Marcio Sotelo Felippe
Reinaldo Azevedo postou em seu blog violento ataque à Associação Juízes para a Democracia. O motivo foi a nota em que a entidade de juízes fez críticas à conduta da reitoria da USP e das autoridades nos recentes episódios envolvendo aquela Universidade. A nota da AJD também motivou materia da Veja. Ilustrada com uma foto da suástica nazista. Inacreditável.
No texto de Reinaldo Azevedo há dois aspectos que merecem atenção das pessoas razoáveis e lúcidas do país. O primeiro – que foi também o mote da Veja – é a desonesta manipulação de um conceito básico das democracias contemporâneas.
A nota da AJD diz, em certa passagem, que a lei, seja em si mesma, seja na sua aplicação, deve ser recusada se contrariar princípios constitucionais.

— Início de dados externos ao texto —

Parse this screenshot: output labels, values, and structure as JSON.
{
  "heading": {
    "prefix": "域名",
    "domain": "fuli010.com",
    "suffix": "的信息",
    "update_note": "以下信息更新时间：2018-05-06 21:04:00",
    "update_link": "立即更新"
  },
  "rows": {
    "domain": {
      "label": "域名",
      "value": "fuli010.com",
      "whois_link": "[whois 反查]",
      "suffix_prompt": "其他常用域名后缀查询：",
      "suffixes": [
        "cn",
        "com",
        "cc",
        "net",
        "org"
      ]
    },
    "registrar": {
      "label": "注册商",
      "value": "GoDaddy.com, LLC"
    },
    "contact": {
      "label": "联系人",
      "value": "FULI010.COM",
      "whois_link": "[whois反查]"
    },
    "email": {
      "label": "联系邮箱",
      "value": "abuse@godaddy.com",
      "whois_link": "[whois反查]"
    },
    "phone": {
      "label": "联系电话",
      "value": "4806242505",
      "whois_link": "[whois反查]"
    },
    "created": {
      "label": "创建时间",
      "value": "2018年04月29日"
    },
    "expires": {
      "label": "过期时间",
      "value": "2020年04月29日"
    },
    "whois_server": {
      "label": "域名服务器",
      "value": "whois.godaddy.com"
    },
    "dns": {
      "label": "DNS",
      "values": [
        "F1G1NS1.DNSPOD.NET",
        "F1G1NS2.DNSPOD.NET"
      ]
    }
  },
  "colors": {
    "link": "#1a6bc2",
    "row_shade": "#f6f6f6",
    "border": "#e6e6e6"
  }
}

Acontece todos os dias nas sociedades democráticas. Nas decisões dos tribunais, juízes ou administradores públicos. Do ponto de vista dos cidadãos, relaciona-se com o conceito de desobediência civil, tal como praticado por Gandhi e Martin Luther King, filosoficamente consolidado, ainda que de escassa repercussão prática. No conflito entre uma regra positiva e a moralidade, prevalecem a moralidade e os princípios constitucionais.
Mas o colunista pinça a frase para dizer que os juízes estão atacando o Estado de Direito e a idéia de supremacia da lei. Os juízes da AJD fizeram rigorosamente o contrário. Defenderam o Estado de Direito, a ordem constitucional e a moralidade.
Isto se chama delinquência intelectual. Mostra a inacreditável má-fé e desonestidade do colunista. Podia ser burrice, mas não parece ser o caso de se atribuir burrice a Reinaldo Azevedo. É o porta-voz das trevas, simplesmente.
O segundo aspecto. Após conduzir, maliciosamente, seus leitores à conclusão de que a AJD é uma perigosa entidade subversiva que pretende destruir a democracia, nomina, um a um, os dirigentes da entidade.
Isto se chama delinquência política. Que também atende pelo nome de fascismo.
Neste momento o colunista ingressou na infame galeria em que figuram, entre outros, Joseph McCarthy e o jornalista Claudio Marques.
McCarthy, como os leitores devem lembrar, foi o senador norte-americano responsável pela “caça às bruxas” nos anos 50, que perseguiu e destruiu a vida de milhares de pessoas sob a acusação de esquerdismo, fazendo da delação instrumento de ação política.
Claudio Marques foi o jornalista que denunciou Vladimir Herzog como perigoso esquerdista infiltrado na TV Cultura. Herzog foi preso após a infame campanha movida por Claudio Marques, e o fim do episódio todos conhecemos.
Reinaldo Azevedo vem numa escalada de violência verbal. Perdeu a noção de limites. Embriagado pelo sucesso de sua retórica ultradireitista em certo segmento social, criou um círculo vicioso em que ele e seus leitores alimentam-se reciprocamente de ódio. Sua linguagem incita o ódio dos leitores, e o ódio dos leitores o incita a tornar-se mais violento e permissivo.
Quem lê “A Chegada do III Reich”, do historiador ingles Richard Evans, identifica esse mesmo mecanismo na República de Weimar. Figuras semelhantes a Reinaldo Azevedo pululavam. O conceito clássico de fascismo é o uso da violência como instrumento politico. Nenhuma violência política se viabiliza sem uma etapa anterior anterior de ódio e violência verbal. Este o papel em que Reinaldo Azevedo e Veja se comprazem. O fascismo não surge por geração espontânea. Germina pouco a pouco com semeadores desse tipo.
Conflitos politicos resolvem-se, em uma democracia, por procedimentos antecedidos por diálogos em que os sujeitos agem racionalmente e submetem-se a tais procedimentos independentemente de seu resultado. Quem, como a Veja ou Reinaldo Azevedo, aventura-se no caminho da infâmia e da torpeza recusa esse diálogo racional e recusa os mecanismos democráticos. Não se importa mais com a política democrática, fazendo falsas profissões de fé na democracia. Vislumbra apenas o ódio como meio de ação política. Se o ódio não for suficiente, vai recorrer a outro tipo de violência.